JPMorgan is stepping out of sync from its competitors, offering higher interest rates on some deposit accounts following the Fed’s interest rate increase two weeks ago, a person familiar with the matter tells the Wall Street Journal.

The size of the increase will vary across accounts and will be applied to most institutional clients but not to retail accounts, the person tells the paper.

JPMorgan’s move sets it apart from its U.S. competitors Bank of America, Wells Fargo and Citigroup, all of whom told the Journal they don’t plan to raise deposit rates, while Goldman Sachs and Morgan Stanley declined comment.
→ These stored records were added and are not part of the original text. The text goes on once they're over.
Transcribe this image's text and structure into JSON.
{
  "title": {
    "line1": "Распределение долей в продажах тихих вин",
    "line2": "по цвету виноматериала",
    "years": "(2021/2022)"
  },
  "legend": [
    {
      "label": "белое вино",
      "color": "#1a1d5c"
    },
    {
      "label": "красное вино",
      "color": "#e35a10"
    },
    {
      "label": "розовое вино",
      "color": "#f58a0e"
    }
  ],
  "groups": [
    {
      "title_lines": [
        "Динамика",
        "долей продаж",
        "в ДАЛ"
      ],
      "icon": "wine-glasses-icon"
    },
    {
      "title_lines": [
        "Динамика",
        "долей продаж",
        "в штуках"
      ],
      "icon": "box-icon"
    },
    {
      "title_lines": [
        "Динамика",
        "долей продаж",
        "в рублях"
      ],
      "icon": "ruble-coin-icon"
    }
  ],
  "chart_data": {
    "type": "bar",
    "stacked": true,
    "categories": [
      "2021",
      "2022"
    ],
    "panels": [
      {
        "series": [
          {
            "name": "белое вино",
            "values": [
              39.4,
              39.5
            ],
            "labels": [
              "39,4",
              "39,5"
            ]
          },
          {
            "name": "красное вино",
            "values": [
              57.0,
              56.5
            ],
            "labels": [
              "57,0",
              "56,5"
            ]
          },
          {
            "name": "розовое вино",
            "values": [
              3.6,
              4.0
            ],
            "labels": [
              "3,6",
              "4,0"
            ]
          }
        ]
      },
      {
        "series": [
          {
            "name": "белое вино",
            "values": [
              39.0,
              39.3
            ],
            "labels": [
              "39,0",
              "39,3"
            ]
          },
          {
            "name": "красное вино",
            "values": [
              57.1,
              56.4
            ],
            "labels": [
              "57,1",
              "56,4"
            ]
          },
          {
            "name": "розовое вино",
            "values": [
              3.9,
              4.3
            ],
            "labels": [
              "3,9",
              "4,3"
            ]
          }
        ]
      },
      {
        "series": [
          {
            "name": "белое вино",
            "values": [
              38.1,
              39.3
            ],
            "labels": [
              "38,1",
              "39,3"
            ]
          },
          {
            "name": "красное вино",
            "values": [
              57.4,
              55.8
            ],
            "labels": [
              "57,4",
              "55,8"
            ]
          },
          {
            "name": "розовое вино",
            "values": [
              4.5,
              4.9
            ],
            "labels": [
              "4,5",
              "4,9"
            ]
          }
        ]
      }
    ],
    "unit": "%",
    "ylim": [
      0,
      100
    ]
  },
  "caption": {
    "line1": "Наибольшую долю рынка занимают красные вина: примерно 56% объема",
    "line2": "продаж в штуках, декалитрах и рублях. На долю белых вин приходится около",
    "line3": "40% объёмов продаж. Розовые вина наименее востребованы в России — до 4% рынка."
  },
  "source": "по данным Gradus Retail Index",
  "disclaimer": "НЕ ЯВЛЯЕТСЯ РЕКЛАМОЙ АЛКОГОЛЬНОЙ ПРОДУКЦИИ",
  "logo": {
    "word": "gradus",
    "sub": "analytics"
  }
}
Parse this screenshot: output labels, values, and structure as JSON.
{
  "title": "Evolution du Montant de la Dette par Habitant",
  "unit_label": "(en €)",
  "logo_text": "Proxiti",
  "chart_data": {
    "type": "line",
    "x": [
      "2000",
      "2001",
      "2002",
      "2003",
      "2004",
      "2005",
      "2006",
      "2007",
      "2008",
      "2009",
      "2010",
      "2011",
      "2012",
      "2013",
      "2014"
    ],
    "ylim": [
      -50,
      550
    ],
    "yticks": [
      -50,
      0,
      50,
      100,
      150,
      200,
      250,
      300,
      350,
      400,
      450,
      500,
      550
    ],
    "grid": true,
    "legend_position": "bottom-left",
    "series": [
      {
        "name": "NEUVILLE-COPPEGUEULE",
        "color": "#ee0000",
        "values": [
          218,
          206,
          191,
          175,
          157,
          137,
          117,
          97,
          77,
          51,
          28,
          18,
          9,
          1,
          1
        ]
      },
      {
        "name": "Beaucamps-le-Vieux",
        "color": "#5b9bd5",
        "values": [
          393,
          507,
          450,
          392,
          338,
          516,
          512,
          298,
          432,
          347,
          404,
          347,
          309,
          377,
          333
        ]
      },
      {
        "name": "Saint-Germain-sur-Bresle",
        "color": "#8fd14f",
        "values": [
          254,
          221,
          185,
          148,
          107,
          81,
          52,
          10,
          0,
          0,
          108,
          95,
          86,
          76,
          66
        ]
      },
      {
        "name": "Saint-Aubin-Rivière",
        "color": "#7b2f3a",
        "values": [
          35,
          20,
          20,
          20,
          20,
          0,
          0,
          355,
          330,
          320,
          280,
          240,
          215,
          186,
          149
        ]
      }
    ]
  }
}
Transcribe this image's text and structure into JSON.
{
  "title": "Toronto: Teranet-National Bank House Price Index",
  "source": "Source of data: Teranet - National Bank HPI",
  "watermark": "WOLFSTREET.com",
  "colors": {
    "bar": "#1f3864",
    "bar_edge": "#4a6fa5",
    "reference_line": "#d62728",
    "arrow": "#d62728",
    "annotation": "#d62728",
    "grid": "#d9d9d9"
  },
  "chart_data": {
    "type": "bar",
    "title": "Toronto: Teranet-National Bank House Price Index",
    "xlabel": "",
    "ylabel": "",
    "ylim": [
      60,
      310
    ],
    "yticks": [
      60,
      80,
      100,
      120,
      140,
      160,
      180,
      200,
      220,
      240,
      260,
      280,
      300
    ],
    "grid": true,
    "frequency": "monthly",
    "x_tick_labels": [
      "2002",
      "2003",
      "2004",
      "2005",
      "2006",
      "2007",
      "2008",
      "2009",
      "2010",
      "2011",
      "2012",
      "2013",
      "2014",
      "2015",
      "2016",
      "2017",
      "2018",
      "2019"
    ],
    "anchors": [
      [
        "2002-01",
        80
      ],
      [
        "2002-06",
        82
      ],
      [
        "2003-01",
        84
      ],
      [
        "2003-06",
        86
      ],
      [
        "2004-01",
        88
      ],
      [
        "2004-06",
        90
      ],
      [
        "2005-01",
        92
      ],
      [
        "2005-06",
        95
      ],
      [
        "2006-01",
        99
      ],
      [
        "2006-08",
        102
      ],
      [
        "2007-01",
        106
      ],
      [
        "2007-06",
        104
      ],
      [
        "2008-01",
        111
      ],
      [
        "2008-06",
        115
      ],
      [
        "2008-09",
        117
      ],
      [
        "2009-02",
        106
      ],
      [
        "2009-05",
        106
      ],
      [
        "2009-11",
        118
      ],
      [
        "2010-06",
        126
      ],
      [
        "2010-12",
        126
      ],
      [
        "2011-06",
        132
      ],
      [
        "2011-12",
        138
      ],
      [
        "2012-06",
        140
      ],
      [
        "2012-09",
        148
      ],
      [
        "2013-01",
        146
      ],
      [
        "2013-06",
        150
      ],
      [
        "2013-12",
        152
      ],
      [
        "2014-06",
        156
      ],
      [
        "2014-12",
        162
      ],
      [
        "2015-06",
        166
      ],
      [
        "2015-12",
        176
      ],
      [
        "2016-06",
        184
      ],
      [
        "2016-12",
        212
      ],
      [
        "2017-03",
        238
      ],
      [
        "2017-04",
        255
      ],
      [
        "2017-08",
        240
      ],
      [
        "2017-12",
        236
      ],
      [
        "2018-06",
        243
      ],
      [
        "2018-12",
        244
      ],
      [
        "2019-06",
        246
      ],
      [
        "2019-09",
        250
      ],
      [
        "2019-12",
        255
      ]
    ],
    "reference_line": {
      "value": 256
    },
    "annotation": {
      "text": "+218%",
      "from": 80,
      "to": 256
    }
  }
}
JPMorgan is offering the increased rate on so-called “operating” deposits, which are less risky than nonoperational deposits such as those held by hedge funds, according to the paper.

Meanwhile, all banks are raising lending rates, the paper writes, and are likely to pocket the difference between what they pay for deposits and what they earn on loans in the near future, following the squeeze they experienced over the past several years.

North of the border, however, several Canadian banks have already increased deposit rates on some U.S. dollar-denominated corporate accounts, the Journal reports. The Canadian Imperial Bank of Commerce, one of the thee Canadian banks that confirmed their increases to the Journal, has been actively looking for investments in U.S. financial companies, including a focus on wealth management firms, as reported earlier.